Similarly, I am completely unconvinced by his dismissal of Paul Foot, stating that “Unlike other famed surreal, nonsense-play, dada-ist comedians, Foot’s jokes have no depth, no purpose”. I want to ask: WHAT other nonsense-play, dada-ist comedians?

And what is this so-called depth Currums is seeking? Although he uses a lot of synonyms: ‘flabby’, ‘no strength’, ‘not sturdy’, he at no point explains himself with any clarity. Yet I don’t at any point doubt that Currums knows what he means, nor that he’s given it plenty of thought.

On the whole, I would let Currums off but for a cardinal sin committed in 2012. That year he assessed Chris McCausland at a preview in Southeast London, the review titled ‘Chris McCausland AND Liam Mullone’.

Mullone is not reviewed or mentioned despite the fact that, bizarrely, his picture is used to illustrate the piece. In this way Currums gives the distinct impression that he has even less idea than a blind comedian of who or what he is looking at, but this isn’t the problem.

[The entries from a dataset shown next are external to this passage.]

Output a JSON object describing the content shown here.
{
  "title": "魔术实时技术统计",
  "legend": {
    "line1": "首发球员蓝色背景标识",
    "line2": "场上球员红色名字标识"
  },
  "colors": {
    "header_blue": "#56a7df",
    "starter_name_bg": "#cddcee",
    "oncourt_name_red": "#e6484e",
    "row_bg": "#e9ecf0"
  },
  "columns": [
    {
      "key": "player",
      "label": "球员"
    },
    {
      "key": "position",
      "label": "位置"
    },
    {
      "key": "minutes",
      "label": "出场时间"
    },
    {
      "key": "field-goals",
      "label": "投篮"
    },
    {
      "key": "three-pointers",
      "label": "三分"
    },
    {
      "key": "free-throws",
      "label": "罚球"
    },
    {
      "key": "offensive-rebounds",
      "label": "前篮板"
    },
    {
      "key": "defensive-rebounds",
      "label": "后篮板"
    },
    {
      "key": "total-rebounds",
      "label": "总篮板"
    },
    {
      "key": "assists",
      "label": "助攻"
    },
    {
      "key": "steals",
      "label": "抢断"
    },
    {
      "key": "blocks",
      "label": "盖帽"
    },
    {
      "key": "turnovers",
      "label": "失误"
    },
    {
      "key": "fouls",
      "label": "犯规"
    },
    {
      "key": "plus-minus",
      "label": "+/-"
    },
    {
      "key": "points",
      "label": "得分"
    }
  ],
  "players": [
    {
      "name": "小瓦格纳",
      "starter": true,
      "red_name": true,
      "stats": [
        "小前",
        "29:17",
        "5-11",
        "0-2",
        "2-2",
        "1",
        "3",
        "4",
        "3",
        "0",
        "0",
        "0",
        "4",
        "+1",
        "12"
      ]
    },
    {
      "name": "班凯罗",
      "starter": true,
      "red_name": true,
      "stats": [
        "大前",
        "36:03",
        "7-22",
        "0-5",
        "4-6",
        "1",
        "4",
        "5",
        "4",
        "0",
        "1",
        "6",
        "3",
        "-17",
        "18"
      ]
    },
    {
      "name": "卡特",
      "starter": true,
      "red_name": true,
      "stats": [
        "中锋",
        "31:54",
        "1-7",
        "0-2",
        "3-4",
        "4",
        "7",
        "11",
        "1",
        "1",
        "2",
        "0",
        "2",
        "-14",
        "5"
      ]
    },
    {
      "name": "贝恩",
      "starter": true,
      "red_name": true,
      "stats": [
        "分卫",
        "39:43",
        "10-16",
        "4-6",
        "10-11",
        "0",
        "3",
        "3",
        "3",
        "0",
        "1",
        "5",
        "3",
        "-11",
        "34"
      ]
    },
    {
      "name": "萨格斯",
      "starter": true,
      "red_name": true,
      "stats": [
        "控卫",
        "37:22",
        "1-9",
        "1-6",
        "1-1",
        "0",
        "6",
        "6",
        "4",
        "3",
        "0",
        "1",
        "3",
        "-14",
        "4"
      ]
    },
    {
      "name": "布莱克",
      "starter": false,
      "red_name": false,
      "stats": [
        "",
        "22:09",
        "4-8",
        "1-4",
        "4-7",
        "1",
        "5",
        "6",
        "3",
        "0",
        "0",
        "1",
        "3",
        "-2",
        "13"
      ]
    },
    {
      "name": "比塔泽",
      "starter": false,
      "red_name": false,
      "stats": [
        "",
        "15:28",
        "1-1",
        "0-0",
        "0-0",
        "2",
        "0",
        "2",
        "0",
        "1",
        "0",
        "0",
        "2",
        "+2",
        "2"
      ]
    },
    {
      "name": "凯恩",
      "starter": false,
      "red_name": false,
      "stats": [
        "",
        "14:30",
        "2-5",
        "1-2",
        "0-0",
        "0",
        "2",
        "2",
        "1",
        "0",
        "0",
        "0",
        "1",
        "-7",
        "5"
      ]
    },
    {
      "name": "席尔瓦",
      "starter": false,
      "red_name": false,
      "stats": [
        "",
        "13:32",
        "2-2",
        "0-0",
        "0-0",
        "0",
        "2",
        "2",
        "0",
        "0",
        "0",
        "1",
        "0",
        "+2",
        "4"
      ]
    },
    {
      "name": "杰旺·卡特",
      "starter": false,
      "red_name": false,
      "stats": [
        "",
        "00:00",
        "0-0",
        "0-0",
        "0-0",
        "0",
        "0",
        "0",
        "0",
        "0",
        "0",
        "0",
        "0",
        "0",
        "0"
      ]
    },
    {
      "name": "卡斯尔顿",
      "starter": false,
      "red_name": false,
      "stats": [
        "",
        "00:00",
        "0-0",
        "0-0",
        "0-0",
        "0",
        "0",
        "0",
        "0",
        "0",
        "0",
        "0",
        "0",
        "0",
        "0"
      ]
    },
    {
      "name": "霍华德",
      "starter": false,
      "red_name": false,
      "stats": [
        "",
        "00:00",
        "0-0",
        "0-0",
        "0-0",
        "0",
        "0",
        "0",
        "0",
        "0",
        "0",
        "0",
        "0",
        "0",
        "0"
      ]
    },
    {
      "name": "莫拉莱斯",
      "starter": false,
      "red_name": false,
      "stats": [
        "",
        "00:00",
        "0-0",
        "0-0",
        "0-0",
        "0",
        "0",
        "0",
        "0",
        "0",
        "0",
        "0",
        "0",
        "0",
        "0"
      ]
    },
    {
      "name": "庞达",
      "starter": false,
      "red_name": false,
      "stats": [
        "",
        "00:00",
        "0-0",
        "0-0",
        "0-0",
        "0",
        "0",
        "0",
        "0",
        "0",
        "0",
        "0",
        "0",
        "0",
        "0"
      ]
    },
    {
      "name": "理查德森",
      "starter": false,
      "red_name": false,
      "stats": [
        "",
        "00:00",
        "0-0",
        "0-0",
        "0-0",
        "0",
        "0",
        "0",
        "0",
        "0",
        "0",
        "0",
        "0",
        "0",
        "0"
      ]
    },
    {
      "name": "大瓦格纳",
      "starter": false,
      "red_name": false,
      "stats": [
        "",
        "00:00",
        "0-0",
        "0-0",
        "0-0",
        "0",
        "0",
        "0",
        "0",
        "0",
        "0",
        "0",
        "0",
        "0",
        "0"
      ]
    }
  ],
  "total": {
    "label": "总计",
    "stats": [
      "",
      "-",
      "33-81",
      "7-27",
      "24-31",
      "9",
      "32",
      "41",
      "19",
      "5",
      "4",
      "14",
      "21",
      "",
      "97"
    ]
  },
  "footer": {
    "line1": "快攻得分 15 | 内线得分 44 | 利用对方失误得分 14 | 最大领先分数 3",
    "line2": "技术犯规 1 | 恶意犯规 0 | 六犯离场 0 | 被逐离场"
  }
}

The problem is that Currums regurgitated his rather dismissive writeup of McCausland’s preview as a review of the comic at the Fringe proper, pretending to have seen him in his venue.

Clearly there is a principle at stake here; if reviewers are allowed to copy and paste writeups of shows they saw as a work in progress, pretending they are bona fide Fringe reviews, then they are doing a severe disservice to both the public and the comedian in question. At least Chortle makes it clear when it pre-assesses Fringe shows by releasing them on the first day of the Fringe.

These are usually shows that have made it known that they are happy to be judged. Publishing McCausland’s review on August 7th as if the reviewer had turned up at his venue and seen a Fringe-ready show in its Edinburgh environment is nothing but a callous, lazy fraud.